Lita Sorensen
Night
and its forces
--a found
phrase (after Michael Ondaatje)
Like a sumac
bush hiding
twigs and leaves and magenta
shadows
Giving itself
to darkness
and
sublimation
The world
was always yours.
In
moments of ordinary beauty
you
knew it: the slim sylvan
moon
climbing the sky beyond
prairie-town buildings,
Night
Blue, the name of
some panavision
cathode ray tube
shade, real this time.
The world
is hush, is solitude,
and for all those not listening
is foolish, is fear
For it is
everything:
the whir of the air conditioners in
the background, the tenants asleep
bathed in the cool light of television
screens; the tall sonorous trees, dark;
their leaves whispering of things
known years ago;
the small,
sad opossum
crawling over stone steps
to hide, much maligned by humans;
the sparks of stars remote above
the noisy clatter of cities, illuminating
car lots and park lands alike.
There is
no way to make reparation.
And
night has known this from
first knowledge of days.
See how
illumination grows.
Photographs
record all the earth
and her inhabitants;
yet none of it to eyes that remain unedited.
Lush landscapes,
parking lots
the same to lenses
recording the same
cold light, or dew dropped screen.
River
Prayer
For
T.H.
Not that
you could endure Gods voicefar from it.
But
listen to the voice of the wind and the ceaseless
Message that forms itself out of silence.
--Rilke
Sun a slow
blister waking sky to day
I
walk east to the river
on fallowed earth
its surface yellow, turned to fat.
The wind
is cool and I drink it
feel breath slide down my throat
like water.

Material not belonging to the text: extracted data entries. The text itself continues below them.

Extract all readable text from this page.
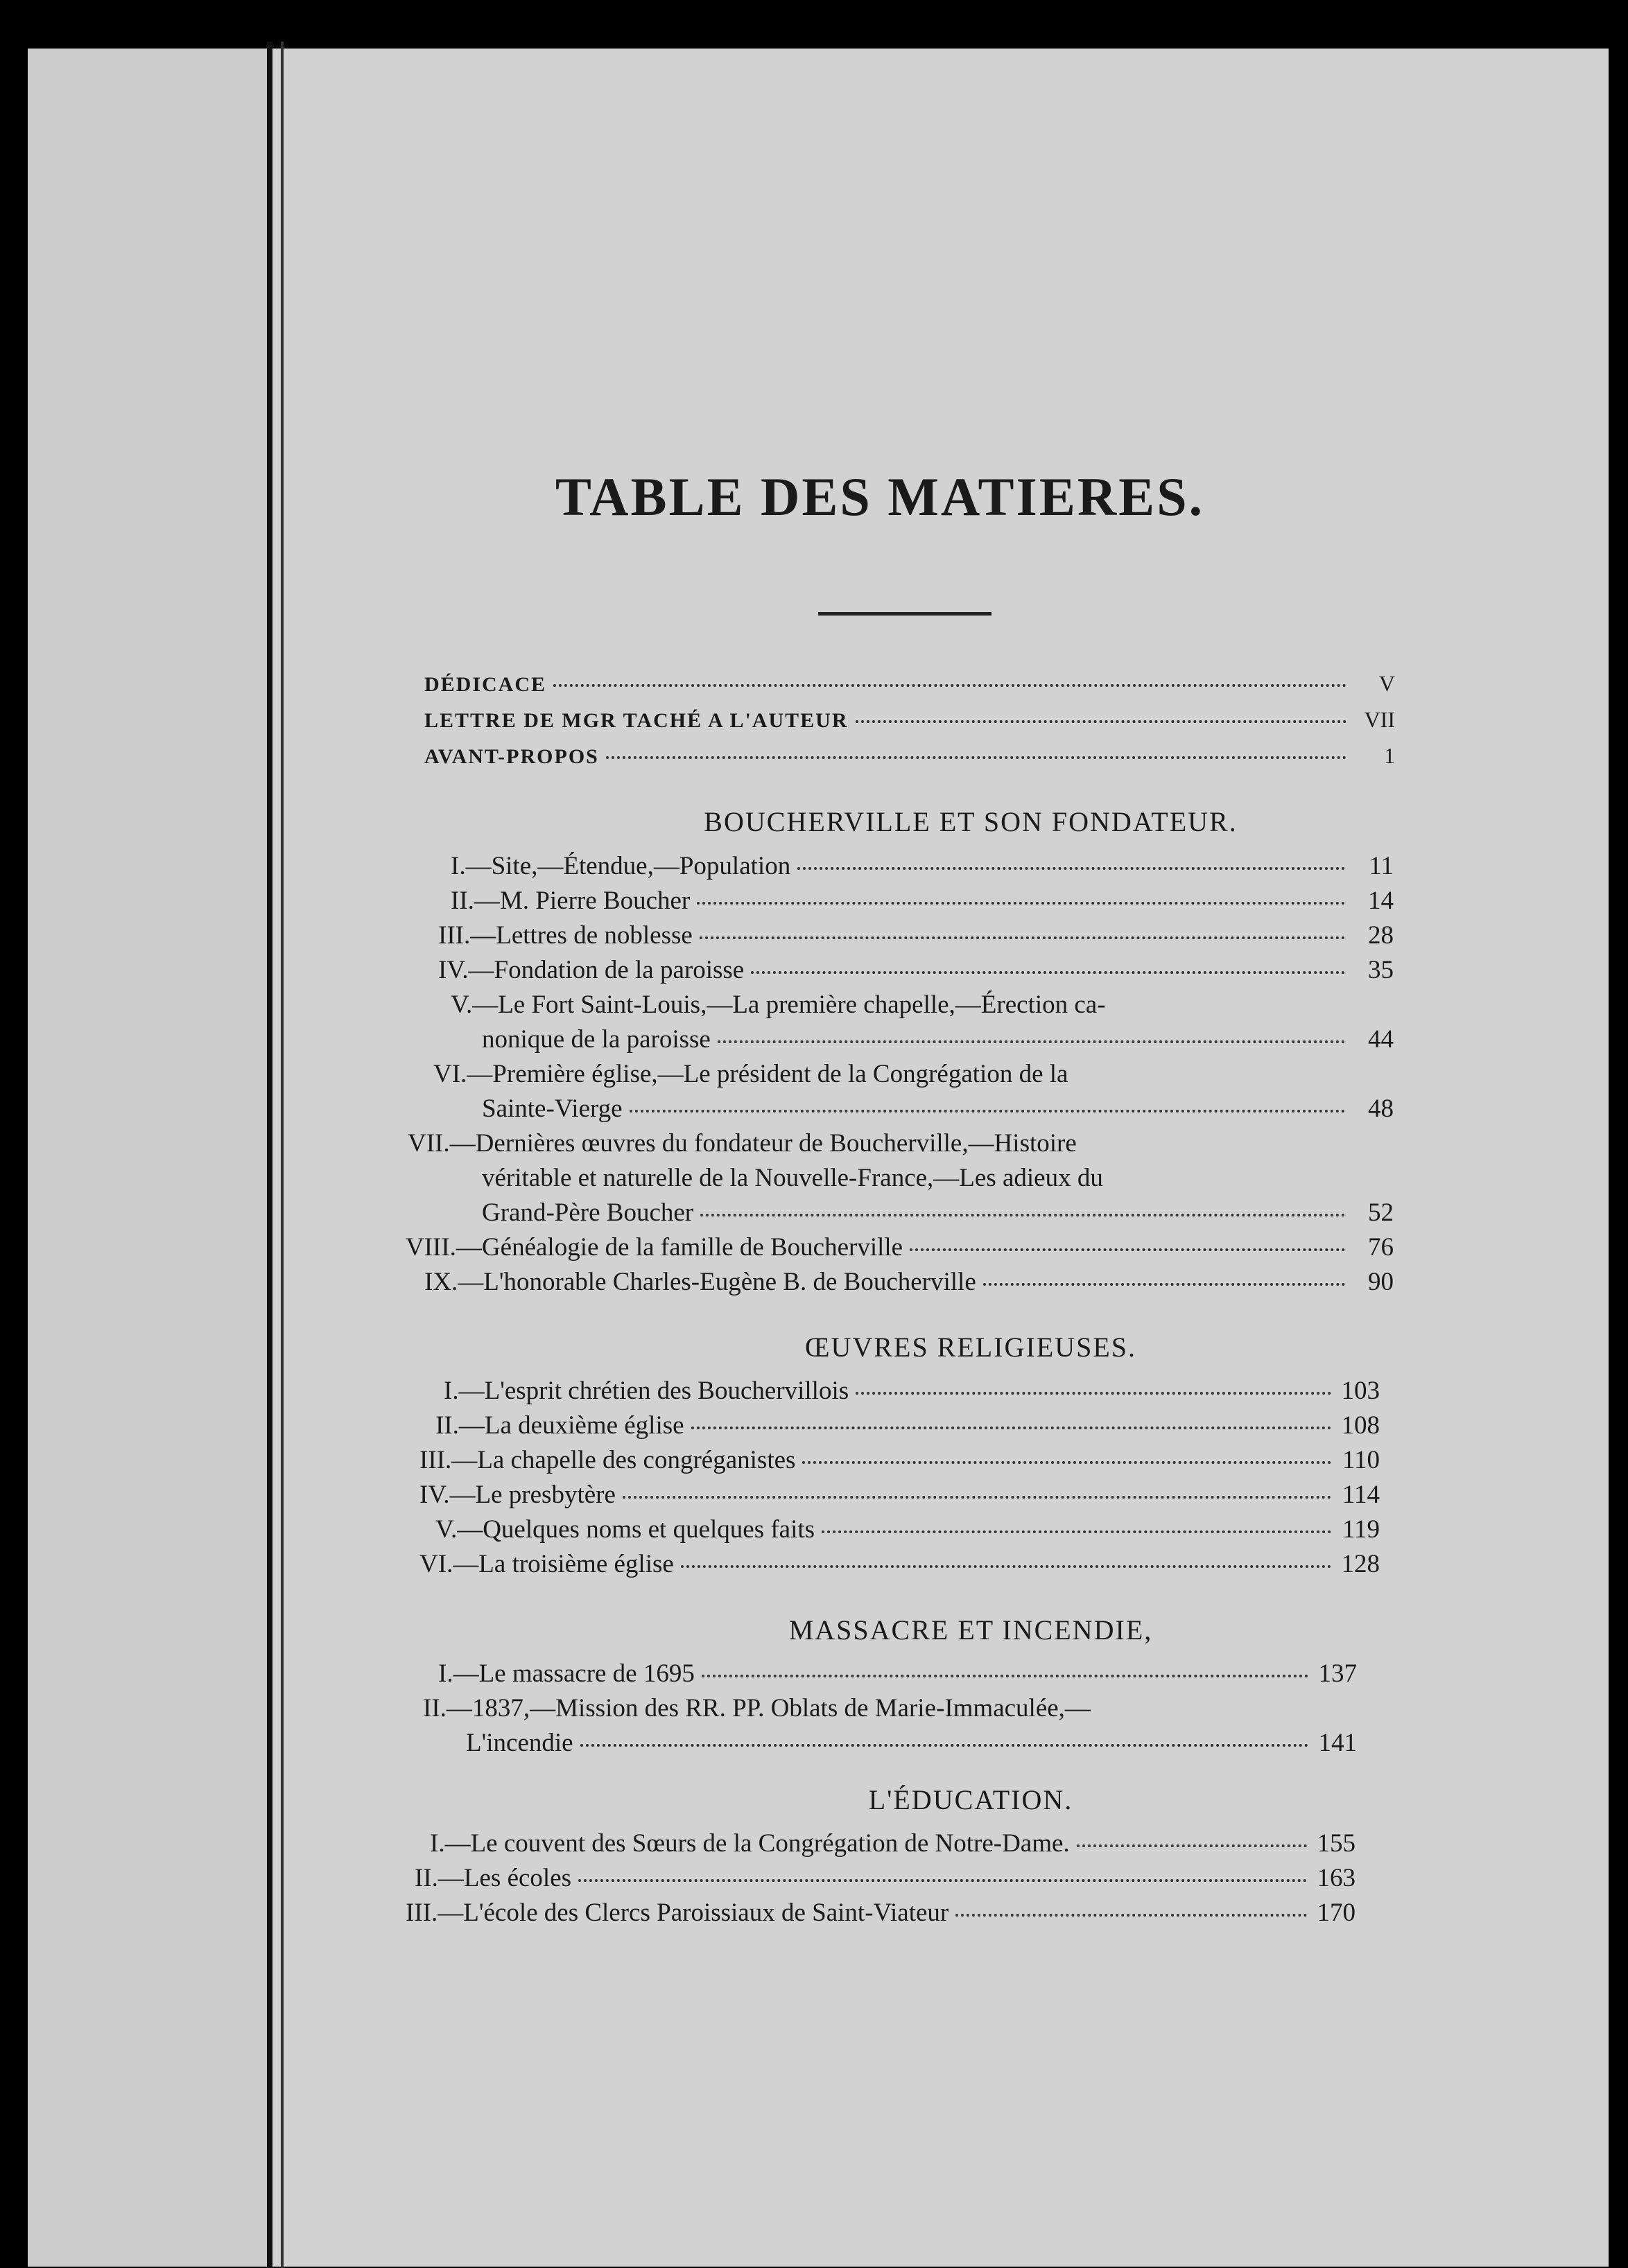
TABLE DES MATIERES.
DÉDICACE	V
LETTRE DE MGR TACHÉ A L'AUTEUR	VII
AVANT-PROPOS	1
BOUCHERVILLE ET SON FONDATEUR.
I.—Site,—Étendue,—Population	11
II.—M. Pierre Boucher	14
III.—Lettres de noblesse	28
IV.—Fondation de la paroisse	35
V.—Le Fort Saint-Louis,—La première chapelle,—Érection ca-
nonique de la paroisse	44
VI.—Première église,—Le président de la Congrégation de la
Sainte-Vierge	48
VII.—Dernières œuvres du fondateur de Boucherville,—Histoire
véritable et naturelle de la Nouvelle-France,—Les adieux du
Grand-Père Boucher	52
VIII.—Généalogie de la famille de Boucherville	76
IX.—L'honorable Charles-Eugène B. de Boucherville	90
ŒUVRES RELIGIEUSES.
I.—L'esprit chrétien des Bouchervillois	103
II.—La deuxième église	108
III.—La chapelle des congréganistes	110
IV.—Le presbytère	114
V.—Quelques noms et quelques faits	119
VI.—La troisième église	128
MASSACRE ET INCENDIE,
I.—Le massacre de 1695	137
II.—1837,—Mission des RR. PP. Oblats de Marie-Immaculée,—
L'incendie	141
L'ÉDUCATION.
I.—Le couvent des Sœurs de la Congrégation de Notre-Dame.	155
II.—Les écoles	163
III.—L'école des Clercs Paroissiaux de Saint-Viateur	170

The Missouri snakes below
calm and traveling always on
And
I follow it
letting branches cut my hands
on the narrow shore
letting hair fall down my face
like wet veils
like rags, like tears.
Remember
that night on the Mississippi
we built a fire on broad waters
the wind at the brink
tasted like roast oak
and the clams we found
burrowed tight?
The
earth both fed and ate.
We
were no exception.
All
things were brought together
by wind, and so, by cleaving
must separate.
Down
river south
clam shells anoint the mud as small pearls.
Mud
sucks at my heels,
profane and dark.
On this
broken morning
Light
seeps through
clouds ordinary as dust cloths
and air tunnels messages along the plains.
Far away,
rivers also speak in ordinary tones.